Well, for one, consider all of the chatter and buzz surrounding Google’s endless innovative lines. Isn’t that what advertising revenue and capital investment is all about, including, of course, Timothy Aeppel’s piece? That too is buzz. (Front page, above the fold, WSJ. You can’t beat that.) And no one knows this better than that master of microeconomics, Hal Varian himself. But this also points up why this way of increasing productivity deserves news print. We, many of us, still want productivity to be about bricks and mortar commodities, not about buzz and information and venture capital. We want to see the product, see its costs, see its price, see its sales. Why?

There’s a clue to the answer to this question buried in Aeppel’s piece. Here it is:

Silicon Valley’s complaints echo earlier eras. The introduction in the last century of indoor plumbing and household appliances drastically increased the efficiency of performing domestic chores. But since domestic labor isn’t counted in GDP either, the time saved hauling water or washing clothes by hand didn’t show up in productivity numbers.

However, these timesaving technologies—among other factors—eventually led to the flood of women into the workforce starting in the 1960s, which, in turn, sent U.S. output soaring.

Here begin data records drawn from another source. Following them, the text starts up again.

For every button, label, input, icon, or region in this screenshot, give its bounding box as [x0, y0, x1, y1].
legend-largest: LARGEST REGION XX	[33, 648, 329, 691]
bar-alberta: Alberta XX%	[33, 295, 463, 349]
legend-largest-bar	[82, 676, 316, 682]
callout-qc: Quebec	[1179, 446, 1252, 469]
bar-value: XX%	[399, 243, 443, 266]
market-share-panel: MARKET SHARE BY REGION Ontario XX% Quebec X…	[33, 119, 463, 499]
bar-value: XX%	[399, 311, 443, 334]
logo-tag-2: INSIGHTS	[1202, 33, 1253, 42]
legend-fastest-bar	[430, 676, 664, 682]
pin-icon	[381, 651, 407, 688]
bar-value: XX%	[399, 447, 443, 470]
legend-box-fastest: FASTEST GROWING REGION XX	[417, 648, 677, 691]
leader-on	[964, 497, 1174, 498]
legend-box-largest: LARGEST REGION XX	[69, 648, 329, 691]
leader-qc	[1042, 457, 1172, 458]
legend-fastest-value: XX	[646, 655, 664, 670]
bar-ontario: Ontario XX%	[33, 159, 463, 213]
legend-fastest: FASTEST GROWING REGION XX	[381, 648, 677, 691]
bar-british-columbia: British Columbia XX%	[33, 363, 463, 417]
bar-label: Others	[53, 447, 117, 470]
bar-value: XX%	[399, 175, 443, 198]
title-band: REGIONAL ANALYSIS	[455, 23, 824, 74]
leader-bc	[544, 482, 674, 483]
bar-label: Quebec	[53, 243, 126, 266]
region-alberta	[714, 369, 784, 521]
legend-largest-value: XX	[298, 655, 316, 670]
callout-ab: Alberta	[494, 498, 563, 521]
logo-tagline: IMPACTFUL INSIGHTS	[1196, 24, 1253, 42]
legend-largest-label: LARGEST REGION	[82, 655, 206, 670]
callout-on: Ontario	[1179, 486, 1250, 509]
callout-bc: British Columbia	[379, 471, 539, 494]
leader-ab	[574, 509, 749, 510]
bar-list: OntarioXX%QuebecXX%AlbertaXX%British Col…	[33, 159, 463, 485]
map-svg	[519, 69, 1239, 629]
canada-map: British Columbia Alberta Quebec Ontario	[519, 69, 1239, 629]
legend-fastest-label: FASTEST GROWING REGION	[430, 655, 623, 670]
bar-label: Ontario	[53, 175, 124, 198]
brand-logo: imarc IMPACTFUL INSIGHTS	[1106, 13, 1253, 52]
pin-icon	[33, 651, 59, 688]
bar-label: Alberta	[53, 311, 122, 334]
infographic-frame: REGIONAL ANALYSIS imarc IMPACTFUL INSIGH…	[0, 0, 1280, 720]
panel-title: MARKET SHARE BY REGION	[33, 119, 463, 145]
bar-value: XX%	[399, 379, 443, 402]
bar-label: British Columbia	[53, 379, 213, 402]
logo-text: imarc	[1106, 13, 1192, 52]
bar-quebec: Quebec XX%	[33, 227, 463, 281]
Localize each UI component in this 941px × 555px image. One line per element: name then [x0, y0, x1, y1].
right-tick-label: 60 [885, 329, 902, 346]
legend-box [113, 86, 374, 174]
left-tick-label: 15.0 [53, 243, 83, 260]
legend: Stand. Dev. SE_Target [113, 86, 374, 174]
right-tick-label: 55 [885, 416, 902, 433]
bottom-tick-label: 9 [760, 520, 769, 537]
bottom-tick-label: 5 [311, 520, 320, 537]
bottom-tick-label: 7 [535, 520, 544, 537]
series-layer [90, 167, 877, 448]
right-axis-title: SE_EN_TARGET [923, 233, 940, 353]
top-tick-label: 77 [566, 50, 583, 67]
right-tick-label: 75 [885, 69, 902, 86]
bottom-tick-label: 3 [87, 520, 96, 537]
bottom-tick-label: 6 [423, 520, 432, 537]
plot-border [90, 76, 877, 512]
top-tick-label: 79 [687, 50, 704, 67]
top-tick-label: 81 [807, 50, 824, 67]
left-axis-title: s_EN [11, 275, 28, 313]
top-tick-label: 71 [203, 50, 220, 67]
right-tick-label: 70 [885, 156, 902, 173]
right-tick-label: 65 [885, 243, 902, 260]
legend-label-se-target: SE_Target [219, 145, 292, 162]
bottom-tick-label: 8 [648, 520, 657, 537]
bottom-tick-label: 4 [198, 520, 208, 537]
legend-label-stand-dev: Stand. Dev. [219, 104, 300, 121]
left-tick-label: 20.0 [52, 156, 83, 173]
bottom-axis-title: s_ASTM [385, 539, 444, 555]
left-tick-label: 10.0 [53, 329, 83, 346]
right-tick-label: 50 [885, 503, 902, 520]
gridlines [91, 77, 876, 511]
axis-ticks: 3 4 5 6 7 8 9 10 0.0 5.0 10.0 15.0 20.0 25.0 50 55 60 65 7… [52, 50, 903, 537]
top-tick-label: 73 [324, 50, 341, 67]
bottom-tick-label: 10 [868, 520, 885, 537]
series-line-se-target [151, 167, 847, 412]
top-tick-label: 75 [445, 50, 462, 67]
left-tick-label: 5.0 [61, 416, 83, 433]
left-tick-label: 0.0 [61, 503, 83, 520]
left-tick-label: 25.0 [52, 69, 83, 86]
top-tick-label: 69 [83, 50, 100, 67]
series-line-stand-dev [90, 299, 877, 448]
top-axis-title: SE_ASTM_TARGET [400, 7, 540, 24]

Get it? Like many economists who focus on the micro- side, Aeppel completely overlooks the social, historical, and political context of investment — in a manner that Alfred Marshall would have found crass and low-brow. So, what were the “among other factors” that Mr Aeppel elides? For one, the huge demand-side pull created by war-time production, that pulled an unprecedented number of women into the work force a lá Rosie the Riveter circa 1934-1945. For another, the complete destruction of the productive capacities of our leading competitors, Germany and Japan (not to mention Great Britain and France). But also like many microeconomics gurus, Mr Aeppel gets the causality all wrong. Investors pumped out labour-saving devices not in order to give women the freedom to liberate themselves from their kitchens. As is the case with any commodity, the household appliance revolution was investor-driven. With piles of underutilized capital circulating following WWII, investors needed to convince consumers to part with their money so that they could maintain the kind of growth to which they had grown accustomed in the 1930s and 1940s, when huge government outlays for industry funded the largest demand side expansion in history. How to maintain those rates of growth in the 1950s was no small problem.

One solution was the Marshall Plan, which had to be sold to a skeptical public by raising the specter of world-wide communism. In fact, US manufacturers desperately needed markets to unload their new labour-saving products. But Europe’s economies lay in shambles. With what would they purchase these goods? Answer? We needed to rebuild these economies, and fast. And the effect on women of these so-called “labour-saving” devices?

They actually saved women not one second. For their effect was to pull women into the workforce, at the bottom, for wages far below the wages corporations would have been expected to pay men. Talk about productivity. If I can pay an equally competent worker half the wage I once paid a man, that is a fifty percent increase in productivity. Yes, this heightened productivity has something to do with toaster ovens, mixers, dishwashers, and automated laundry; but the causal direction is the opposite to what is thought. Producing and consuming more of these devices at lower per unit costs generates a huge boost to productivity. Just as our addiction to eDevices and Google, while it may add to our own personal productivity, is really beside the point. These devices liberate us from our offices so we can work from wherever and whenever we are. But the real product is the unprecedented expansion of  the consumer electronics sector. But what about Google and Mr Varian? Well, you just can’t beat $66B in revenue per annum in advertising revenues.

Now that’s productivity! And not to worry Hal. We won’t blow your cover.